Sharon Donaldson, divisional managing director, Countrywide Scotland: “The Scottish property market has remained resilient, largely immune to the runes cast by election uncertainty. Demand remains significant with strong elements of competition driving premiums, particularly in the family homes sector. Activity in traditional hot-spots ranges from a mild simmer to a rolling boil, but supply issues are fuelling high buyer demand and driving house prices to premium levels.
Demand in areas boosted by postcode catchment for good public schooling, already a significant driver, is likely to experience significant pressure if the predicted application of VAT to the private school sector is implemented.
The speed of sales in Scotland continues to outperform the rest of the UK, particularly across the main towns and cities of the central belt, and the new build sector is also providing a significant draw to buyers attracted by the transparency of purchase, the chance to bespoke fit and for those who have been serially outbid in the resale market.
Anticipation of a fall in interest rates and softening of Scottish government rent restrictions are beginning to see a return of new landlords entering the buy-to-let sector. It’s predicted that yields will continue to grow, with ongoing high demand and multiple applications per property continuing for the foreseeable future.”
Russell Hill, board of management partner, William H Brown Norwich: “The local market in and around Norwich is still very active, despite the election. The last month has seen prices holding well and we’re seeing new sellers coming to the market with the hopes of completing the move this year. Meanwhile, buyers are still looking for a deal and the potential of a mortgage rate reduction is enticing them to register early and get out viewing. First-time buyer properties and family homes are a particularly busy part of the market with homes up to £400,000 gaining the most views online.”
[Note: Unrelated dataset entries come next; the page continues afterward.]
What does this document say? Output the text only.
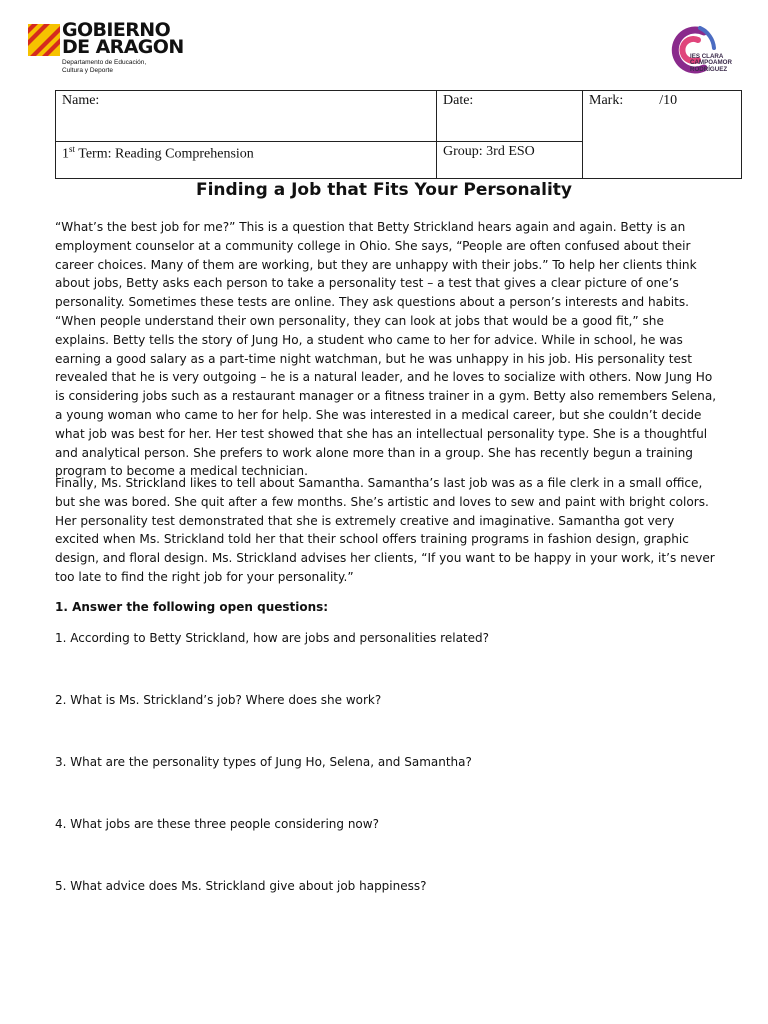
GOBIERNO
DE ARAGON
Departamento de Educación,
Cultura y Deporte
IES CLARA
CAMPOAMOR
RODRÍGUEZ
Name:	Date:	Mark: /10
1st Term: Reading Comprehension	Group: 3rd ESO	
Finding a Job that Fits Your Personality

“What’s the best job for me?” This is a question that Betty Strickland hears again and again. Betty is an employment counselor at a community college in Ohio. She says, “People are often confused about their career choices. Many of them are working, but they are unhappy with their jobs.” To help her clients think about jobs, Betty asks each person to take a personality test – a test that gives a clear picture of one’s personality. Sometimes these tests are online. They ask questions about a person’s interests and habits. “When people understand their own personality, they can look at jobs that would be a good fit,” she explains. Betty tells the story of Jung Ho, a student who came to her for advice. While in school, he was earning a good salary as a part-time night watchman, but he was unhappy in his job. His personality test revealed that he is very outgoing – he is a natural leader, and he loves to socialize with others. Now Jung Ho is considering jobs such as a restaurant manager or a fitness trainer in a gym. Betty also remembers Selena, a young woman who came to her for help. She was interested in a medical career, but she couldn’t decide what job was best for her. Her test showed that she has an intellectual personality type. She is a thoughtful and analytical person. She prefers to work alone more than in a group. She has recently begun a training program to become a medical technician.

Finally, Ms. Strickland likes to tell about Samantha. Samantha’s last job was as a file clerk in a small office, but she was bored. She quit after a few months. She’s artistic and loves to sew and paint with bright colors. Her personality test demonstrated that she is extremely creative and imaginative. Samantha got very excited when Ms. Strickland told her that their school offers training programs in fashion design, graphic design, and floral design. Ms. Strickland advises her clients, “If you want to be happy in your work, it’s never too late to find the right job for your personality.”

1. Answer the following open questions:
1. According to Betty Strickland, how are jobs and personalities related?
2. What is Ms. Strickland’s job? Where does she work?
3. What are the personality types of Jung Ho, Selena, and Samantha?
4. What jobs are these three people considering now?
5. What advice does Ms. Strickland give about job happiness?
Nathan Emerson CEO at Propertymark: “The announcement of a general election last month may have caused movement in the housing market to slow down, but now that we know we have a new government with an overall working majority, Propertymark remains optimistic that house prices will start to rise during the summer months, which is a naturally busy time for the housing market.
“Beforehand, it would be good for the new UK Government to clarify what its housing policies are going to be quickly, and a rumoured interest rate cut from the Bank of England hopefully becoming a reality in August would help trigger a substantial amount of confidence in the housing sector yet again.”
Graham Crocket, Area Director, Countrywide Scotland: “The property market on the Southside of Glasgow and surrounding towns continues to flourish in the face of fiscal and economic confidence, albeit the General Election has caused a tinge of nervousness. However, the Bank of England have maintained interest rates and it is widely anticipated that a cut is looming, which would of course be positive for the market. Second stepper, family homes outside the centre of Glasgow are currently fuelling the market, attracting the highest volume of enquiries, and achieving prices in excess of average values.”